Which One Is More Appropriate in a FamBiz?
During a recent board meeting for a local charity, the Executive Director asked us for guidance around a situation that was troubling her. The answer I gave her reminded me of advice my Dad shared with me decades ago.
Since Dad was the first Family Business owner I ever knew, and still the one upon whose wisdom I typically rely most, this incident provided a nice opportunity to share it here.
While Dad didn’t have a specific FamBiz application, because he concentrated on his own business, I do think about other people’s businesses, so I will adapt it to that situation.
Pandemic Safety or Easy Cash
The non-profit on whose board I serve has a large hall we rent out on occasion. Since our province has been on “essential services only” lockdown, that rental income really dried up.
Our government has allowed TV and Film production to qualify as essential, which, while being a bit of a headscratcher, became and opportunity for us.
We were approached by production crews to rent our hall for their people to take breaks and have their meals.
“Should we accept these rentals?”, was the question from our E.D. “With so many government regulations because of our food bank, maybe we should ask first.”
“How much do these rentals pay?”, came the first question.
Some Things Are “No-Brainers”
When I heard the answer, which was a decent sum, I replied that it was better to go ahead and do it, and ask for forgiveness later, if we got into trouble.
It seemed inadvisable to me to wait and ask for permission first. And that brought back memories from my father.
With Dad, it was typically when he wanted to build something that might require a permit. He would “play dumb” and go ahead and build, figuring that asking for permission would cause undue delay and possible extra costs.
In our charity example, it was a no-brainer.
But what about in a family business, when you’re a rising generation “future leader”, does this advice also work?
All About Seizing Opportunities to Lead
There’s a plethora of potential examples that cover a wide swath of situations where this could apply, and the answer will of course vary depending on the context.
The message I want share here is that when there’s a doubt, oftentimes making the leap, and taking action, will be perceived as the better option.
When I work with different generations of a business family, I notice that some rising generation family members will defer to their elders on too many decisions, for far too long.
Yes, I understand the attitude of “But if I screw up, Dad will be mad”; been there, done that.
Act as If I Weren’t Here; What Would You Do?
As I wrote those words, I actually had a flashback to the 1980’s, when I once asked for Dad’s direction on a decision. I don’t recall any details, but I do distinctly remember his words.
“What would you do if I wasn’t here?”
Interesting, I thought. And from that point on, for issues and decisions that were not critical, and for which a timely response was important, I began to make more of the decisions in my sphere of influence than previously.
Naturally it was better for both of us that way.

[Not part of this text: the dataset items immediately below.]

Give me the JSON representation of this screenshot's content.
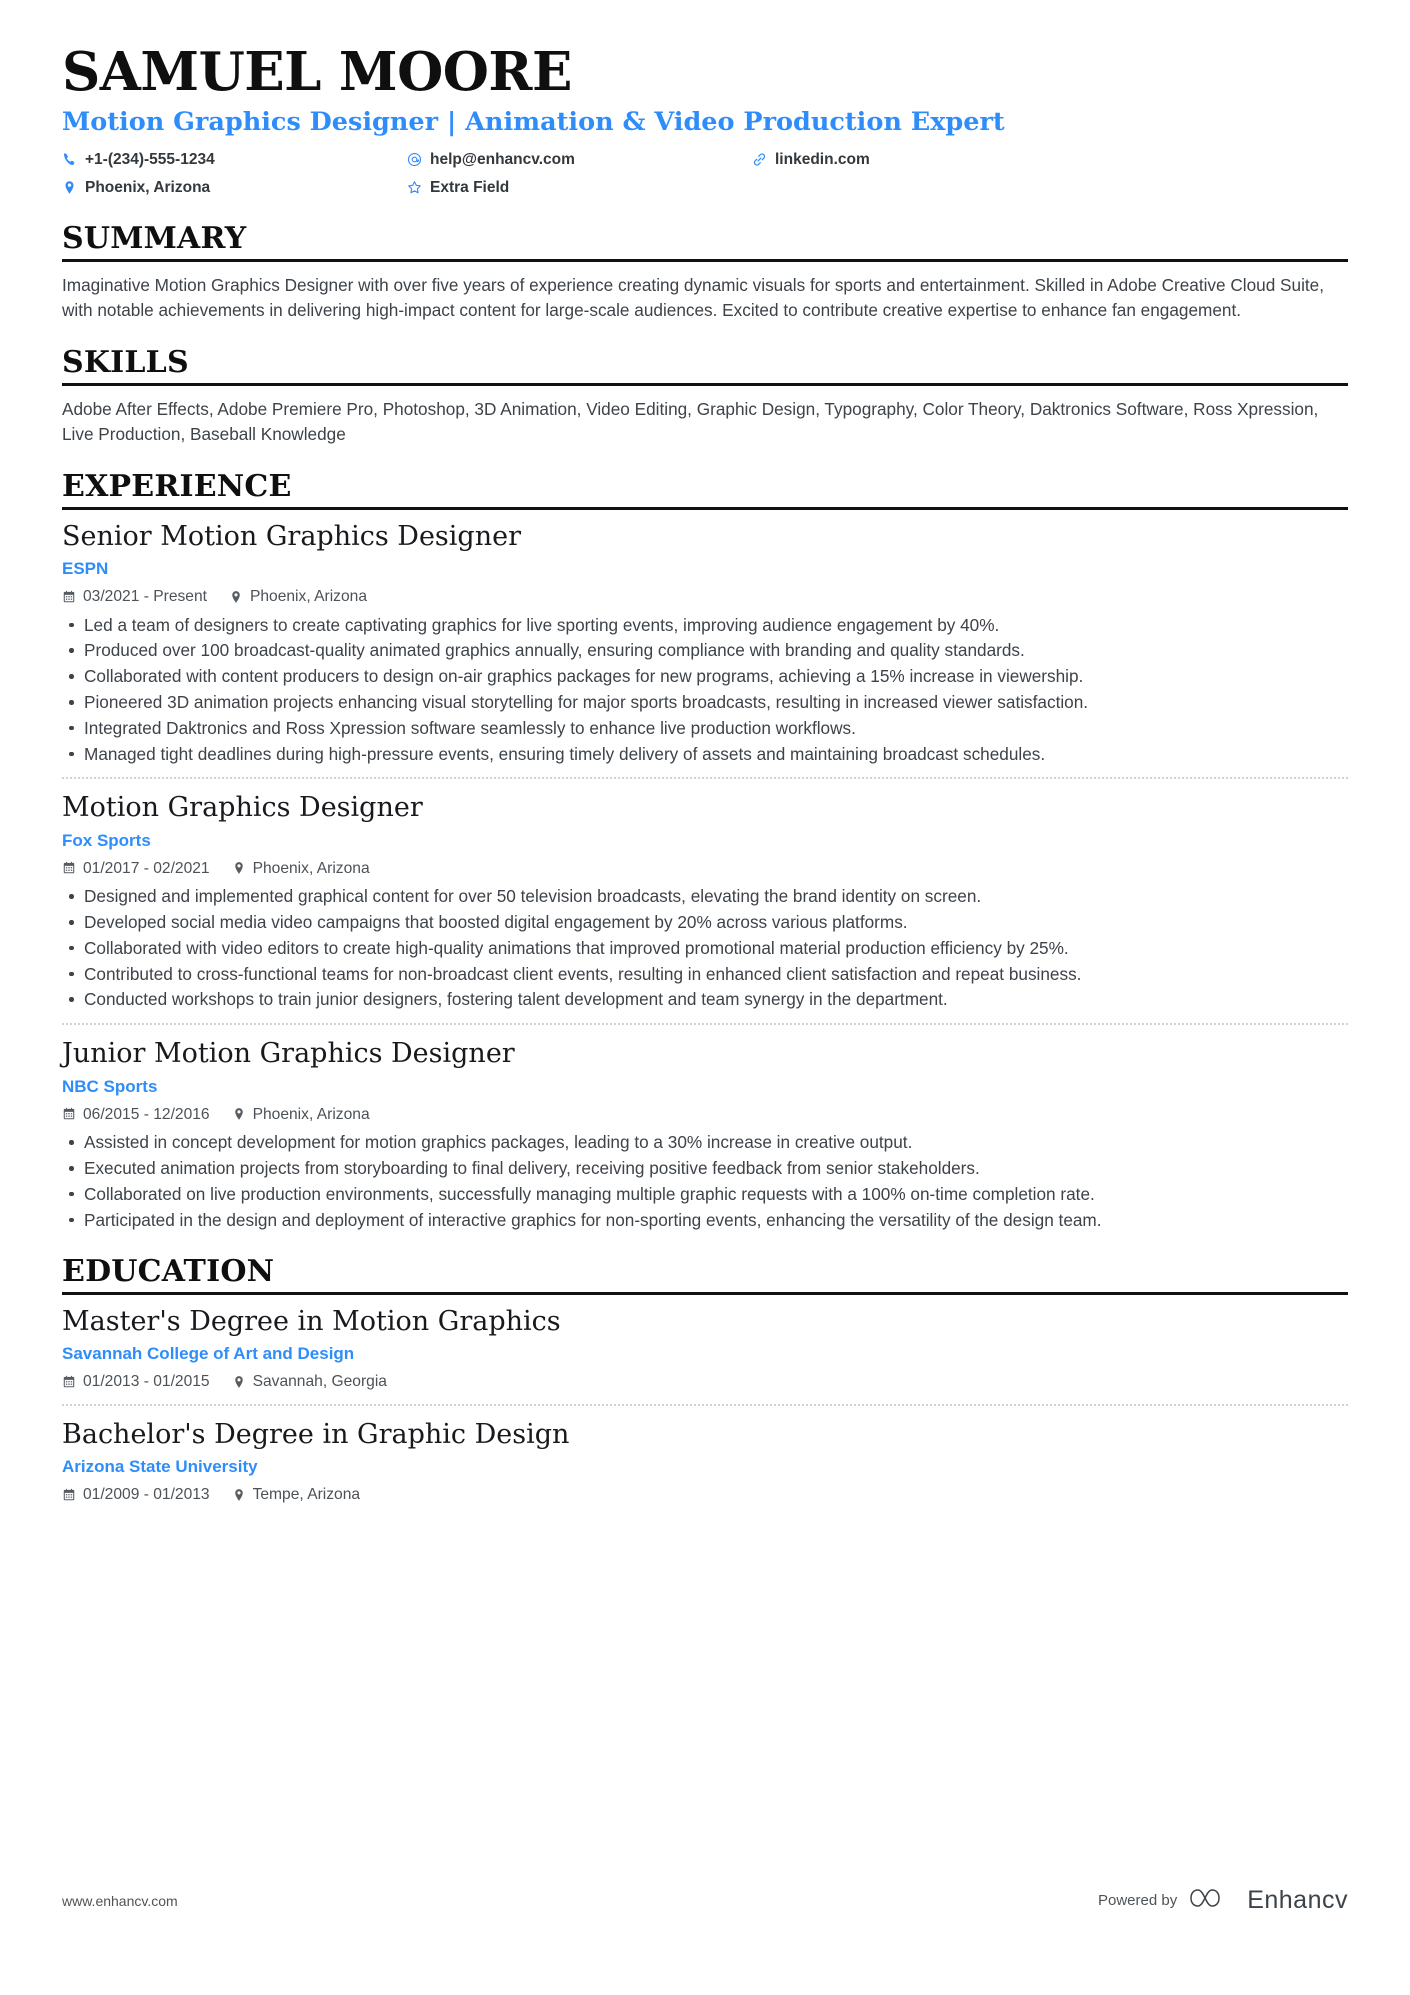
{
  "header": {
    "name": "SAMUEL MOORE",
    "headline": "Motion Graphics Designer | Animation & Video Production Expert",
    "contacts": [
      {
        "icon": "phone-icon",
        "text": "+1-(234)-555-1234"
      },
      {
        "icon": "email-icon",
        "text": "help@enhancv.com"
      },
      {
        "icon": "link-icon",
        "text": "linkedin.com"
      },
      {
        "icon": "location-pin-icon",
        "text": "Phoenix, Arizona"
      },
      {
        "icon": "star-icon",
        "text": "Extra Field"
      }
    ]
  },
  "sections": {
    "summary": {
      "title": "SUMMARY",
      "text": "Imaginative Motion Graphics Designer with over five years of experience creating dynamic visuals for sports and entertainment. Skilled in Adobe Creative Cloud Suite, with notable achievements in delivering high-impact content for large-scale audiences. Excited to contribute creative expertise to enhance fan engagement."
    },
    "skills": {
      "title": "SKILLS",
      "text": "Adobe After Effects, Adobe Premiere Pro, Photoshop, 3D Animation, Video Editing, Graphic Design, Typography, Color Theory, Daktronics Software, Ross Xpression, Live Production, Baseball Knowledge"
    },
    "experience": {
      "title": "EXPERIENCE",
      "entries": [
        {
          "title": "Senior Motion Graphics Designer",
          "org": "ESPN",
          "dates": "03/2021 - Present",
          "location": "Phoenix, Arizona",
          "bullets": [
            "Led a team of designers to create captivating graphics for live sporting events, improving audience engagement by 40%.",
            "Produced over 100 broadcast-quality animated graphics annually, ensuring compliance with branding and quality standards.",
            "Collaborated with content producers to design on-air graphics packages for new programs, achieving a 15% increase in viewership.",
            "Pioneered 3D animation projects enhancing visual storytelling for major sports broadcasts, resulting in increased viewer satisfaction.",
            "Integrated Daktronics and Ross Xpression software seamlessly to enhance live production workflows.",
            "Managed tight deadlines during high-pressure events, ensuring timely delivery of assets and maintaining broadcast schedules."
          ]
        },
        {
          "title": "Motion Graphics Designer",
          "org": "Fox Sports",
          "dates": "01/2017 - 02/2021",
          "location": "Phoenix, Arizona",
          "bullets": [
            "Designed and implemented graphical content for over 50 television broadcasts, elevating the brand identity on screen.",
            "Developed social media video campaigns that boosted digital engagement by 20% across various platforms.",
            "Collaborated with video editors to create high-quality animations that improved promotional material production efficiency by 25%.",
            "Contributed to cross-functional teams for non-broadcast client events, resulting in enhanced client satisfaction and repeat business.",
            "Conducted workshops to train junior designers, fostering talent development and team synergy in the department."
          ]
        },
        {
          "title": "Junior Motion Graphics Designer",
          "org": "NBC Sports",
          "dates": "06/2015 - 12/2016",
          "location": "Phoenix, Arizona",
          "bullets": [
            "Assisted in concept development for motion graphics packages, leading to a 30% increase in creative output.",
            "Executed animation projects from storyboarding to final delivery, receiving positive feedback from senior stakeholders.",
            "Collaborated on live production environments, successfully managing multiple graphic requests with a 100% on-time completion rate.",
            "Participated in the design and deployment of interactive graphics for non-sporting events, enhancing the versatility of the design team."
          ]
        }
      ]
    },
    "education": {
      "title": "EDUCATION",
      "entries": [
        {
          "title": "Master's Degree in Motion Graphics",
          "org": "Savannah College of Art and Design",
          "dates": "01/2013 - 01/2015",
          "location": "Savannah, Georgia"
        },
        {
          "title": "Bachelor's Degree in Graphic Design",
          "org": "Arizona State University",
          "dates": "01/2009 - 01/2013",
          "location": "Tempe, Arizona"
        }
      ]
    }
  },
  "footer": {
    "url": "www.enhancv.com",
    "powered_by": "Powered by",
    "brand": "Enhancv"
  },
  "colors": {
    "accent": "#2f8dfa",
    "text": "#3d4349",
    "heading": "#0f0f0f"
  }
}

And, importantly, this began an ever-increasing responsibility load that I was able to successfully take on for myself. Another Win-Win.

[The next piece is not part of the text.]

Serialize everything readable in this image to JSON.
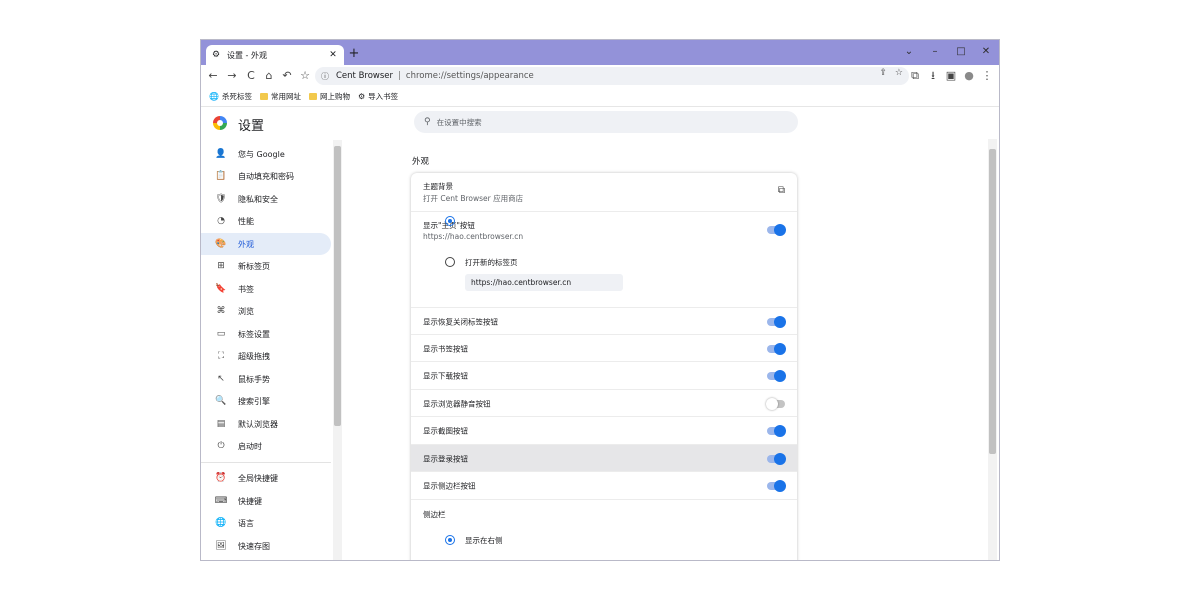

They’re Probably Secretly Waiting for It
There are certainly some exceptions, but for the most part, parents are actually pleased, relieved, and proud when their offspring are able to take on more important roles, responsibilities, and decisions.

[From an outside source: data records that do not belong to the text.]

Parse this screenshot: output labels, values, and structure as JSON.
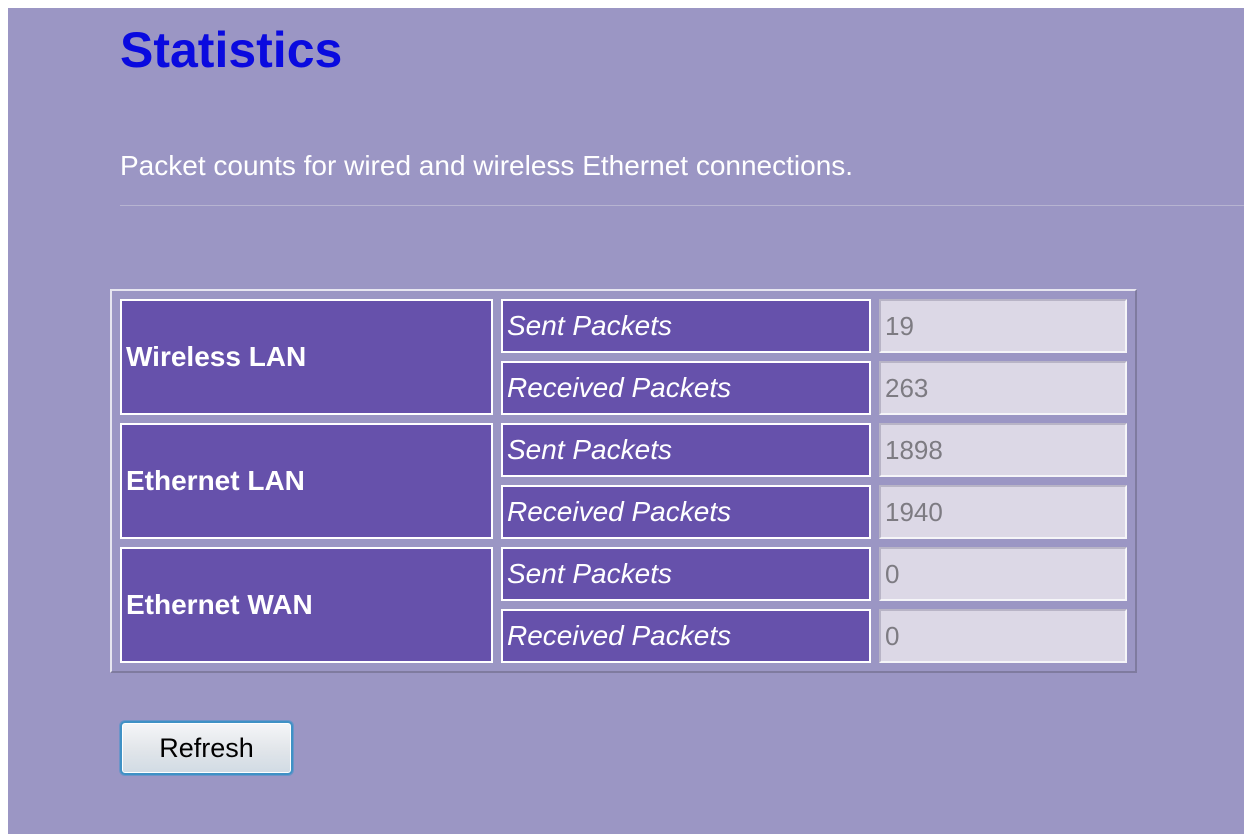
{
  "page": {
    "title": "Statistics",
    "description": "Packet counts for wired and wireless Ethernet connections."
  },
  "colors": {
    "page_background": "#9b96c4",
    "title_text": "#0a0adf",
    "header_cell": "#6651ab",
    "value_cell": "#dcd8e6",
    "value_text": "#7d7b82"
  },
  "stats": {
    "wireless_lan": {
      "label": "Wireless LAN",
      "sent_label": "Sent Packets",
      "sent_value": "19",
      "received_label": "Received Packets",
      "received_value": "263"
    },
    "ethernet_lan": {
      "label": "Ethernet LAN",
      "sent_label": "Sent Packets",
      "sent_value": "1898",
      "received_label": "Received Packets",
      "received_value": "1940"
    },
    "ethernet_wan": {
      "label": "Ethernet WAN",
      "sent_label": "Sent Packets",
      "sent_value": "0",
      "received_label": "Received Packets",
      "received_value": "0"
    }
  },
  "actions": {
    "refresh_label": "Refresh"
  }
}
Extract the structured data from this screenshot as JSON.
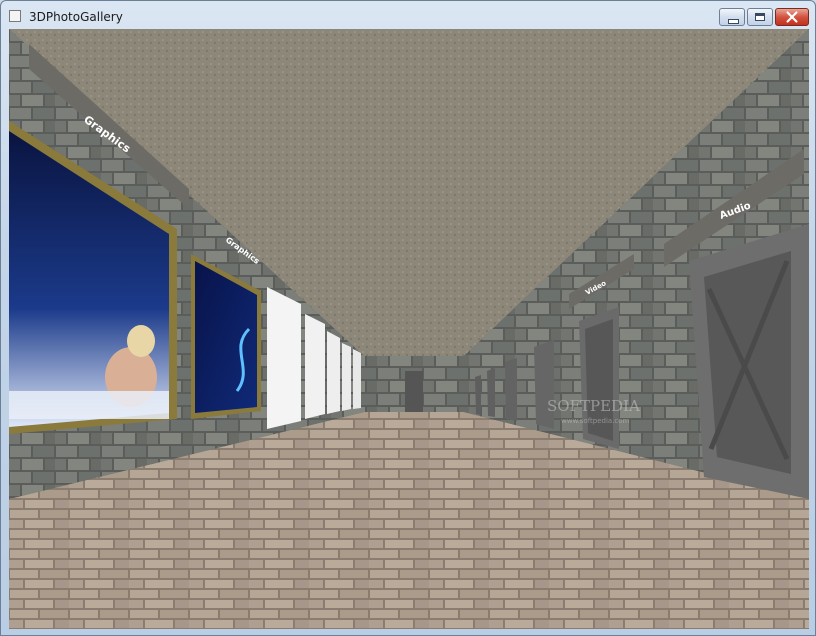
{
  "window": {
    "title": "3DPhotoGallery",
    "app_icon": "window-app-icon",
    "controls": [
      "minimize-icon",
      "maximize-icon",
      "close-icon"
    ]
  },
  "scene": {
    "room_labels": [
      "Graphics",
      "Graphics",
      "Audio",
      "Video"
    ],
    "watermark": "SOFTPEDIA",
    "watermark_sub": "www.softpedia.com",
    "colors": {
      "ceiling": "#8d877a",
      "floor": "#a8998a",
      "wall": "#5f625f",
      "frame": "#8a7a3c",
      "blank_canvas": "#f4f4f4",
      "door": "#6a6a6a"
    }
  }
}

They’ll usually forgive you if you make a mistake, too.
Asking for permission on too many minor questions, for too long, is only going to delay the important transitions of knowledge, experience, and decision-making that are key to making a family business succession successful.
A Gradual, Iterative Process (Like So Many Others)
These transitions are a long time in the making, and tend to evolve gradually. They’re also iterative, meaning that you do something, learn from it, maybe take a step back, evaluate, and try again.
Over time, you make progress in the desired direction
Eventually, because a family is truly interdependent, especially over the long term, you may get to the point where you resemble a family discussed in Asking for Permission in a Family Business.
Eventually, the shoe gets to be on the other foot!